For the second year, time has been reserved in the Annual Meeting schedule for programs devoted to late-breaking legal issues or topic. The purpose of this special “hot topics” slot is to provide a forum for a panel presentation on a timely and important issue of general interest that arises after the deadline for section and other programs.
Proposals were evaluated by the immediate Past President of the AALS in consultation with the Executive Committee. If no program proposals are chosen for any particular year, the reserved slot will not otherwise be filled.
The following Hot Topics have been selected for the 2005 Annual Meeting:
FRIDAY, JANUARY 7
4:00 - 5:45 p.m.
The Significance of the Criminal Prosecutions in the Cambodian Adoption Scandal for the Future of Intercountry Adoption
Yosemite C, Ballroom Level
Professor Marianne D. Blair, University of Tulsa
Mariano-Florentino Cuellar, Stanford Law School
Moderator: David M. Smolin, Samford University Cumberland School of Law
4:00 - 5:45 p.m.
Supreme Court Surprises on Guideline Sentencing, Enemy Combatants and the Confrontation Clause: Happenstance or a new assertiveness?

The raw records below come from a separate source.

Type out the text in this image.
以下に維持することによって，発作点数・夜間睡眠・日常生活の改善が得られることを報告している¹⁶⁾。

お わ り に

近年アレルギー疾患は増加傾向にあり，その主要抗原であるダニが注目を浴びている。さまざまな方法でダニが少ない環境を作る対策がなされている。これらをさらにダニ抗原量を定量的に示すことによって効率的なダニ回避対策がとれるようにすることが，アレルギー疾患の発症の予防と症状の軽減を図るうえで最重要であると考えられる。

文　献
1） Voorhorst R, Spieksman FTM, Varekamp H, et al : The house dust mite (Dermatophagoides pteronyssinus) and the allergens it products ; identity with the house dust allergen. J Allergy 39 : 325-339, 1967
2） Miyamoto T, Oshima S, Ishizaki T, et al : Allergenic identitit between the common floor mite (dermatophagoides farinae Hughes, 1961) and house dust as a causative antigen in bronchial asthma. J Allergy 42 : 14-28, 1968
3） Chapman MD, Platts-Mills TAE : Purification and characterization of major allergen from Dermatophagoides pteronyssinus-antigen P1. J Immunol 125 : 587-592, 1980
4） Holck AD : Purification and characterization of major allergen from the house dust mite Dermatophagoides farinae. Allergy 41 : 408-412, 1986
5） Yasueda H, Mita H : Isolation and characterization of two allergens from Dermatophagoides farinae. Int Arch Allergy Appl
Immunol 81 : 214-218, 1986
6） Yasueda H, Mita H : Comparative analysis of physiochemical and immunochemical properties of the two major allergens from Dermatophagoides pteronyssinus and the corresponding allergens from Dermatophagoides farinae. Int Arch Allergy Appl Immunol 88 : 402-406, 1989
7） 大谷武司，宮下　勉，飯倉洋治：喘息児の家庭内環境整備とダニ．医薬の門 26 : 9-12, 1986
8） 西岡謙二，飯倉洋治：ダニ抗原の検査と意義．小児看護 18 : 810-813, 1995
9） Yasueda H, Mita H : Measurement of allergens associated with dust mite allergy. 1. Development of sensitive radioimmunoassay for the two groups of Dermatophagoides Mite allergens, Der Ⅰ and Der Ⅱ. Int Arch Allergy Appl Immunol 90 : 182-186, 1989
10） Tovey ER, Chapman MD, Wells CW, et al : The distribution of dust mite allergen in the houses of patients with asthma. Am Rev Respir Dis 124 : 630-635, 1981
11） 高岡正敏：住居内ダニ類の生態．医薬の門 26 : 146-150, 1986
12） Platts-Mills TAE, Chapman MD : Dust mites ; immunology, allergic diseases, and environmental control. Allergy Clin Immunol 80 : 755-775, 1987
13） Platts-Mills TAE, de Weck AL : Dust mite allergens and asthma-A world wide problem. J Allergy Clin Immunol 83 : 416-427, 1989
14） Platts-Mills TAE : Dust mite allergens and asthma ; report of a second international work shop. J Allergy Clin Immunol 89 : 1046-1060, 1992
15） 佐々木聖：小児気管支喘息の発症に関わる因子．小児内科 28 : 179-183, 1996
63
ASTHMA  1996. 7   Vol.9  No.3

Yosemite B, Ballroom Level
Erwin Chemerinsky, Duke University School of Law
David D. Cole, Georgetown University Law Center
John C. Eastman, Chapman University School of Law
Jeffrey Fisher, Davis Wright Tremaine, Seattle, Washington
Kenneth Starr, Pepperdine University School of Law
Moderator: Joseph E. Kennedy, University of North Carolina School of Law
Towards the end of last term, the Supreme Court issued surprising decisions in three areas. In a decision that Justice O’Connor described as a “10 point earthquake,” the Court in Blakely v. Washington declared a common form of guideline sentencing to be unconstitutional. In a second decision that prosecutors have described as “a shot heard around the nation,” the Court in Crawford v. Washington abandoned its settled approach to the Confrontation Clause in favor of one that favored criminal defendants. Finally, the Court also held that Guantanamo detainees can bring habeas corpus petitions in federal court (Rasul v. Bush) and that due process must be accorded American citizens apprehended in foreign countries who are held as enemy combatants (Hamdi v. Rumsfield). Have two decades of a renewed war on crime and three years of greatly expanded governmental powers in the war on terror pushed this Court into a more protective posture towards personal liberty? What do these cases tell us about the future direction of this Court?
SATURDAY, JANUARY 8
10:30 a.m.-12:15 p.m.
“Public Use” Strikes Back: Eminent Domain After Hathcock and Kelo
Yosemite A, Ballroom Level, San Francisco Hilton
Speakers: Eric R. Claeys, Saint Louis University School of Law
David A. Dana, Northwestern University School of Law
Lee Anne Fennell, University of Illinois College of Law
Ilya Somin, George Mason University School of Law
Moderator: Adam Mossoff, Michigan State University College of Law
This panel will address the implications for eminent domain doctrine and urban development policies given the recent decision in late July 2004 by the Michigan Supreme Court in County of Wayne v. Hathcock and the U.S. Supreme Court’s decision to grant cert in October 2004 in Kelo v. City of New London.